WASHINGTON -- Doctors treating Secretary of State Hillary Rodham Clinton on Monday said that she suffered a blood clot in a vein between her brain and skull behind her right ear but predicted that she would make a full recovery.

Mrs. Clinton was hospitalized on Sunday with a blood clot stemming from a concussion she suffered earlier this month, a State Department spokesman said.

Her doctors said in a statement on Monday that the clot did not result in a stroke or neurological damage and that she was being treated with blood thinners. In a statement, Drs. Lisa Bardack and Gigi El-Bayoumi, who are treating Mrs. Clinton, said: "She will be released once the medication dose has been established. In all other aspects of her recovery, the secretary is making excellent progress and we are confident she will make a full recovery. She is in good spirits, engaging with her doctors, her family, and her staff."
I don't like treating a subdural with anticoagulants. Too much can go wrong.
Mrs. Clinton, who had canceled most of her public events in recent weeks because of the injury, was at a follow-up examination on Sunday when doctors discovered the blood clot, according to Philippe Reines, her longtime spokesman.

Aides said that Mrs. Clinton, 65, had become dehydrated this month because of a stomach virus she contracted during a trip to Europe. She fainted and struck her head, causing the concussion. State Department officials had said that Mrs.

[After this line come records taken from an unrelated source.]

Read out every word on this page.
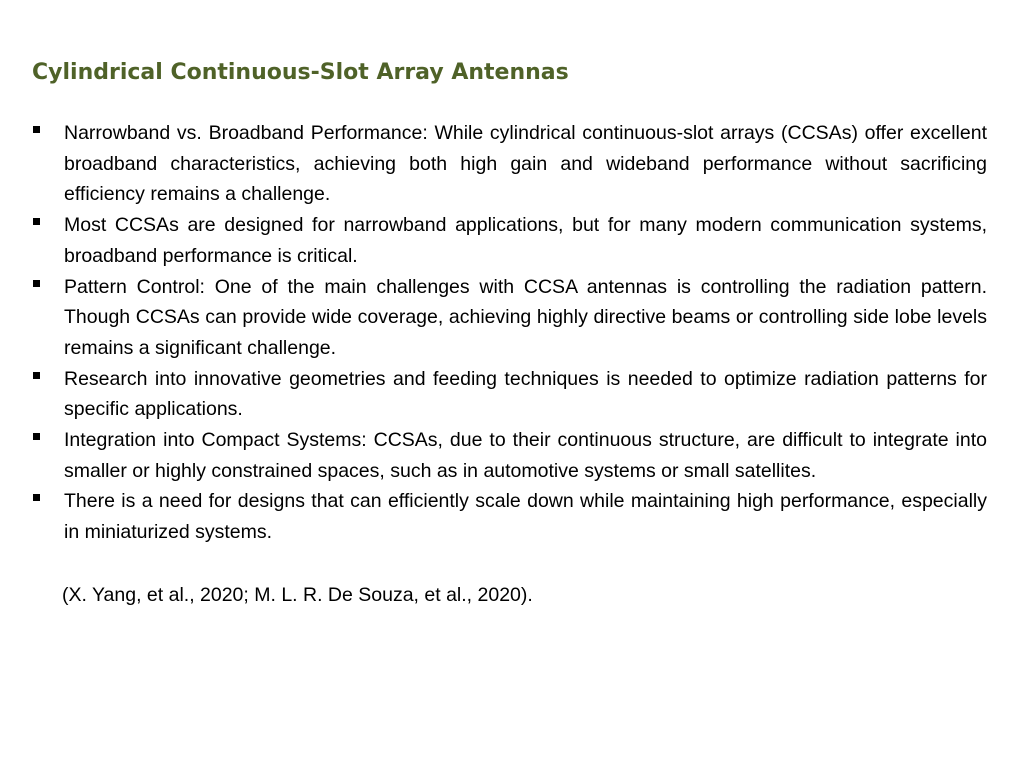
Cylindrical Continuous-Slot Array Antennas
Narrowband vs. Broadband Performance: While cylindrical continuous-slot arrays (CCSAs) offer excellent broadband characteristics, achieving both high gain and wideband performance without sacrificing efficiency remains a challenge.
Most CCSAs are designed for narrowband applications, but for many modern communication systems, broadband performance is critical.
Pattern Control: One of the main challenges with CCSA antennas is controlling the radiation pattern. Though CCSAs can provide wide coverage, achieving highly directive beams or controlling side lobe levels remains a significant challenge.
Research into innovative geometries and feeding techniques is needed to optimize radiation patterns for specific applications.
Integration into Compact Systems: CCSAs, due to their continuous structure, are difficult to integrate into smaller or highly constrained spaces, such as in automotive systems or small satellites.
There is a need for designs that can efficiently scale down while maintaining high performance, especially in miniaturized systems.

(X. Yang, et al., 2020; M. L. R. De Souza, et al., 2020).
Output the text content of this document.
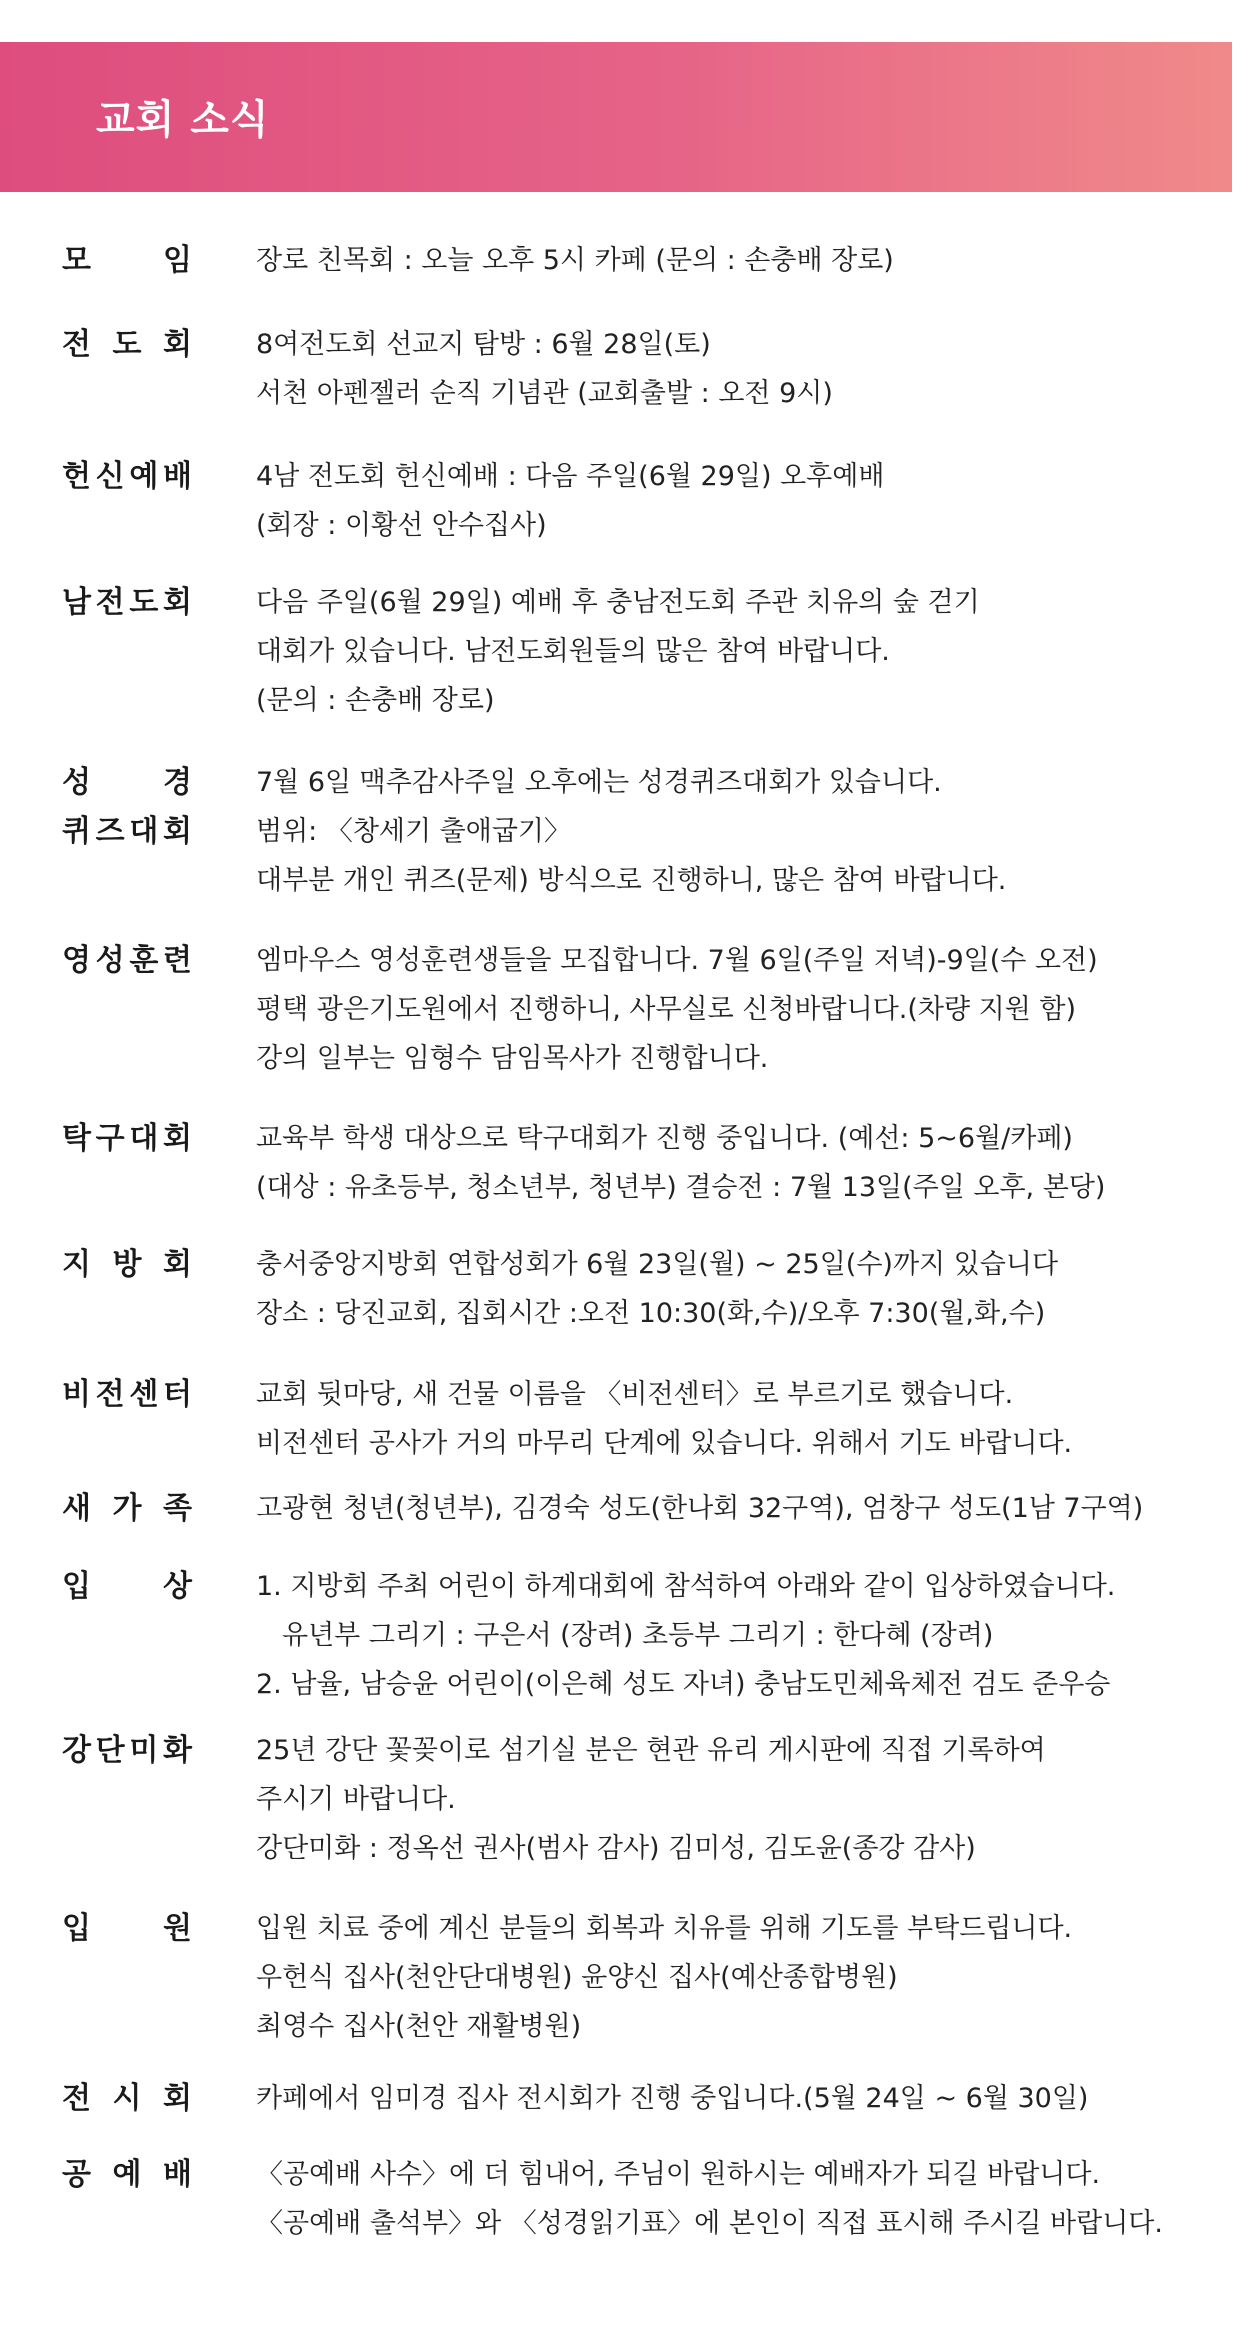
교회 소식
모 임 장로 친목회 : 오늘 오후 5시 카페 (문의 : 손충배 장로)
전 도 회 8여전도회 선교지 탐방 : 6월 28일(토)
서천 아펜젤러 순직 기념관 (교회출발 : 오전 9시)
헌 신 예 배 4남 전도회 헌신예배 : 다음 주일(6월 29일) 오후예배
(회장 : 이황선 안수집사)
남 전 도 회 다음 주일(6월 29일) 예배 후 충남전도회 주관 치유의 숲 걷기
대회가 있습니다. 남전도회원들의 많은 참여 바랍니다.
(문의 : 손충배 장로)
성 경
퀴 즈 대 회
7월 6일 맥추감사주일 오후에는 성경퀴즈대회가 있습니다.
범위: 〈창세기 출애굽기〉
대부분 개인 퀴즈(문제) 방식으로 진행하니, 많은 참여 바랍니다.
영 성 훈 련 엠마우스 영성훈련생들을 모집합니다. 7월 6일(주일 저녁)-9일(수 오전)
평택 광은기도원에서 진행하니, 사무실로 신청바랍니다.(차량 지원 함)
강의 일부는 임형수 담임목사가 진행합니다.
탁 구 대 회 교육부 학생 대상으로 탁구대회가 진행 중입니다. (예선: 5~6월/카페)
(대상 : 유초등부, 청소년부, 청년부) 결승전 : 7월 13일(주일 오후, 본당)
지 방 회 충서중앙지방회 연합성회가 6월 23일(월) ~ 25일(수)까지 있습니다
장소 : 당진교회, 집회시간 :오전 10:30(화,수)/오후 7:30(월,화,수)
비 전 센 터 교회 뒷마당, 새 건물 이름을 〈비전센터〉로 부르기로 했습니다.
비전센터 공사가 거의 마무리 단계에 있습니다. 위해서 기도 바랍니다.
새 가 족 고광현 청년(청년부), 김경숙 성도(한나회 32구역), 엄창구 성도(1남 7구역)
입 상 1. 지방회 주최 어린이 하계대회에 참석하여 아래와 같이 입상하였습니다.
유년부 그리기 : 구은서 (장려) 초등부 그리기 : 한다혜 (장려)
2. 남율, 남승윤 어린이(이은혜 성도 자녀) 충남도민체육체전 검도 준우승
강 단 미 화 25년 강단 꽃꽂이로 섬기실 분은 현관 유리 게시판에 직접 기록하여
주시기 바랍니다.
강단미화 : 정옥선 권사(범사 감사) 김미성, 김도윤(종강 감사)
입 원 입원 치료 중에 계신 분들의 회복과 치유를 위해 기도를 부탁드립니다.
우헌식 집사(천안단대병원) 윤양신 집사(예산종합병원)
최영수 집사(천안 재활병원)
전 시 회 카페에서 임미경 집사 전시회가 진행 중입니다.(5월 24일 ~ 6월 30일)
공 예 배 〈공예배 사수〉에 더 힘내어, 주님이 원하시는 예배자가 되길 바랍니다.
〈공예배 출석부〉와 〈성경읽기표〉에 본인이 직접 표시해 주시길 바랍니다.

Clinton fainted when she was at home alone in Washington but added that the concussion was not diagnosed immediately.

She canceled a planned trip to Morocco, and Victoria Nuland, a State Department spokeswoman, gave a mixed picture about the severity of her illness, describing her as having a "very uncomfortable stomach virus" and then saying she was "under the weather."
Concussion symptoms and subdural symptoms are often the same/similar, and distinguishing between the two isn't easy. With the history of the fall, however, you'd thought she would have had either an infused CT or an MRI immediately, and a 2nd scan 48 hours later.
An expert not involved in Mrs. Clinton's care said that clots are most common in the leg
That would be a deep vein thrombosis.
or in a large vein in the head.
That would be a cavernous sinus thrombosis; those are downright dangerous.
Dr. David Langer, a brain surgeon and associate professor at Hofstra-North Shore-Long Island Jewish School of Medicine, said that prompt treatment usually dissolves the clots, but that untreated clots in the head can become more worrisome and even lead to a hemorrhage inside the brain. Blood-thinning drugs can dissolve the clots, he said, and patients may need to stay on them for weeks or months to make sure the problem does not recur.
The alternative is surgery to remove the clot: that can be a real problem, of course, but long-term anticoagulation for a subdural also has real risks.
Let us hope she heals well and quickly, so that she can enjoy her retirement.